Nel quadro dell’incontro di ieri tra il Presidente della Provincia di Bolzano Arno Kompatscher e il Ministro degli Interni Angelino Alfano è stato stabilito che fino al raggiungimento della quota statale prevista non vi saranno ulteriori invii di richiedenti asilo provenienti dagli sbarchi, in modo da assorbire parte di quanti sono presenti in Provincia al di fuori delle assegnazioni. Lo comunica una nota della Provincia di Bolzano.

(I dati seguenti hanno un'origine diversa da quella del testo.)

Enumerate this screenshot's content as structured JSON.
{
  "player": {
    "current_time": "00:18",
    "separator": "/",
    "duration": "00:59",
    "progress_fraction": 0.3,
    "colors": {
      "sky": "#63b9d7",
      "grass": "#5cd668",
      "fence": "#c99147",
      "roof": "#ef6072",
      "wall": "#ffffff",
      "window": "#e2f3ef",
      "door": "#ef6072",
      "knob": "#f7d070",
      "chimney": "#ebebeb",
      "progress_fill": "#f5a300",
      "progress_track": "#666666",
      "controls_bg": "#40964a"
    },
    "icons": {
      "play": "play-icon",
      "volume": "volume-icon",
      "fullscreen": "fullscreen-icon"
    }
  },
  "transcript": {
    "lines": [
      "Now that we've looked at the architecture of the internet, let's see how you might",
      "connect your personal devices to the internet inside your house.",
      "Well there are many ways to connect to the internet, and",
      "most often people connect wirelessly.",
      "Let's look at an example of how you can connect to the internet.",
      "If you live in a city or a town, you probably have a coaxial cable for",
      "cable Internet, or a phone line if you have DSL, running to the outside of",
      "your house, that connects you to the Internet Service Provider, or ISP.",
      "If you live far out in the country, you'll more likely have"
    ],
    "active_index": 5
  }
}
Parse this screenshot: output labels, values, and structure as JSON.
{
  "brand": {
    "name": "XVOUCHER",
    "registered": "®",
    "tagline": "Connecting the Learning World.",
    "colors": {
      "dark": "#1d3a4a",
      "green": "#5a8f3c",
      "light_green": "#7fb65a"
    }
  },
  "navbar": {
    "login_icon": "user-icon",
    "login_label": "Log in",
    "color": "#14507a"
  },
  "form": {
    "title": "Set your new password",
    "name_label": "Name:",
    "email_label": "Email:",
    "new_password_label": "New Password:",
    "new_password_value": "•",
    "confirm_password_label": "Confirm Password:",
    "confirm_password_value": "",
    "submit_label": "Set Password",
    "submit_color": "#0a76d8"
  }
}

“Avevamo finora una situazione non chiara relativamente alle persone che sono giunte in Alto Adige tramite il confine o in altro modo, al di fuori degli invii da parte dello Stato”, spiega il Presidente Arno Kompatscher. Al momento in Alto Adige sono ospitati 1.060 richiedenti asilo in seguito alle assegnazioni statali. La quota attualmente prevista per la Provincia di Bolzano dai piani di riparto statali è di circa 1.470 persone.

“Tale cifra di 1.470 è stata purtroppo riportata in modo non corretto in alcune notizie di ieri. Dal Ministero dell’Interno abbiamo avuto ieri la conferma, che in accordo con il Commissariato del Governo e la Questura saranno ora definite le procedure per verificare la situazione delle ulteriori persone presenti in Alto Adige ed inserirle, qualora si riscontri il relativo diritto, tra le persone accolte nelle strutture per richiedenti asilo. Questo vale in ogni caso solo fino al raggiungimento della quota prevista dallo Stato. Quanto concordato ieri fa anche definitivamente chiarezza rispetto al fatto che al di fuori della quota prevista e al di fuori delle assegnazioni statali non vi è un diritto ne un aspettativa ad essere accolti in Alto Adige”, sottolinea Kompatscher.

“Qualora risultassero situazioni – afferma – nelle quali persone si trovano in Alto Adige indipendentemente da una assegnazione statale o al di fuori delle quote assegnate alla Provincia di Bolzano, valgono le regole previste nella circolare della Ripartizione Politiche sociali di inizio ottobre.”